In Margaret River, a skilfully planned new residence interleaves a love for the handmade with a celebration of local materials, resulting in a house imbued with making and meaning.
On a forested edge of the Margaret River townsite, a large block was cleared for development. Interest from prospective buyers wavered due to the perceived smallness of the resulting strata lots, but local designer Ash Stucken of Studio Stooks saw potential in an outlook usually reserved for more expensive and expansive bush blocks. Ash and his partner Miranda Geiger purchased a site and set about designing a home that would best capture the essence of its location.
The finished result is Karri Loam, a skilfully orchestrated sequence of intimate spaces that intensifies everyday experiences and encourages loose occupation. Miranda describes their desire to design the house as a retreat, and to compose an unhurried arrival sequence: “After stepping away from the street and closing the heavy steel door, we didn’t want to just open up onto views of our next-door neighbours. Instead, we wanted to feel immersed within rammed earth walls, with darker, quieter ground-floor spaces, and then to come up via timber stairs to a light-filled living space. The forest view slowly opens up from behind a ‘timber box’.”
Daily rituals are lived in tune with external site conditions. Meals are prepared and eaten at the do-it-all island bench, a space that is animated by the light-play of forest shadows, or a sunset glow slowly stretching across the bare walls. At night, the house turns inwards, the shifting edges of dimmable lights defining areas of retreat and comfort in the living and sleeping spaces.
There are notable absences: no mirrors over vanities, no television, no fireplace; all excess is purposefully omitted. Karri Loam offers a different sort of luxury, perhaps requiring an adjustment in expectations. This reduction in visual clutter allows a new focus to take place. Over time, Ash and Miranda intend to slowly accrue more “stuff,” and already artworks and homewares from Western Australian makers have found their places within the home.

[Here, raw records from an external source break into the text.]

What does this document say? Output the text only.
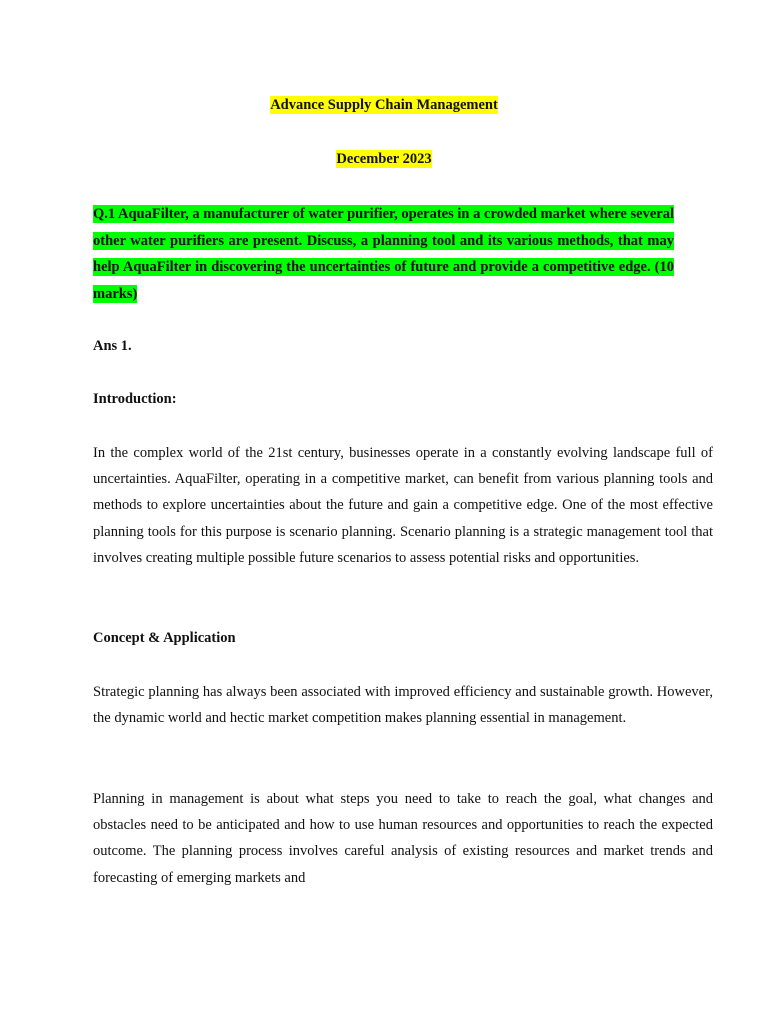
Advance Supply Chain Management
December 2023
Q.1 AquaFilter, a manufacturer of water purifier, operates in a crowded market where several other water purifiers are present. Discuss, a planning tool and its various methods, that may help AquaFilter in discovering the uncertainties of future and provide a competitive edge. (10 marks)
Ans 1.
Introduction:
In the complex world of the 21st century, businesses operate in a constantly evolving landscape full of uncertainties. AquaFilter, operating in a competitive market, can benefit from various planning tools and methods to explore uncertainties about the future and gain a competitive edge. One of the most effective planning tools for this purpose is scenario planning. Scenario planning is a strategic management tool that involves creating multiple possible future scenarios to assess potential risks and opportunities.
Concept & Application
Strategic planning has always been associated with improved efficiency and sustainable growth. However, the dynamic world and hectic market competition makes planning essential in management.
Planning in management is about what steps you need to take to reach the goal, what changes and obstacles need to be anticipated and how to use human resources and opportunities to reach the expected outcome. The planning process involves careful analysis of existing resources and market trends and forecasting of emerging markets and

Ash and Miranda were hands-on in the building process, which has meant that memories and meaning are imbedded in many aspects of the house. Ash recalls making the timber staircase with his dad and finishing the bathroom vanities with friends. They worked closely with builder Tom Godden and the trades, who Miranda says “supported our experimentation while providing pragmatic solutions to meet the budget.” The house is filled not with replicable finishes and off-the-shelf products, but individual moments of character. The intent was to be direct with materials and finishes, to accept flaws and allow things to age and patina. Ash describes this as “a different sort of timelessness – one that favours time and tactility rather than just fixed appearances.” There is evidence of making throughout: rammed-earth walls, rough-sawn marri boards, sanded metal-faced cabinetry, hand-troweled cement render to benches and basins, and clouded patterns of lime-based paint to walls and ceilings.
There is also an inherent concern for environmental, social and economic sustainability, with much of the timber sourced from local mills near Margaret River. “The timber came from one guy with a tiny little mill up at Gracetown,” Ash explains, “and another guy down at Witchcliffe, and much of it was rescued from naturally fallen trees found in local paddocks. We became good friends with a lot of the people and businesses involved in the project – much like my parents did in the 80s when they built their own home, swapping cartons of beer for building materials.” This care and consideration was extended to timber offcuts and leftover stone tiles, which have been artfully refashioned into bedside tables, benches and clothes racks.
In many ways, Karri Loam makes material and atmospheric qualities that already exist more apparent. In spaces that are purposefully pared back, one’s awareness is meaningfully drawn towards the “extra-ordinary” moments. “Miranda hates the term ‘slow living,’ but we are both always designing for a more conscious kind of ‘being in a place,’” Ash says, and Miranda adds, “A design that makes you more aware of where you are, what you’re doing and how you’re living.”
In this home, it is easy to find oneself feeling rather than thinking. Later that evening, immersed in the warmth of the outdoor bath with a light rain prickling my skin, I watched the clouds slowly part to reveal bright stars above the karri forest. Here, even in the tiny gap of a minimum side setback, an opportunity for connecting daily rituals to the specific qualities of a place has been achieved.
Now, back in the city, I wonder how many other moments in our everyday we might be missing?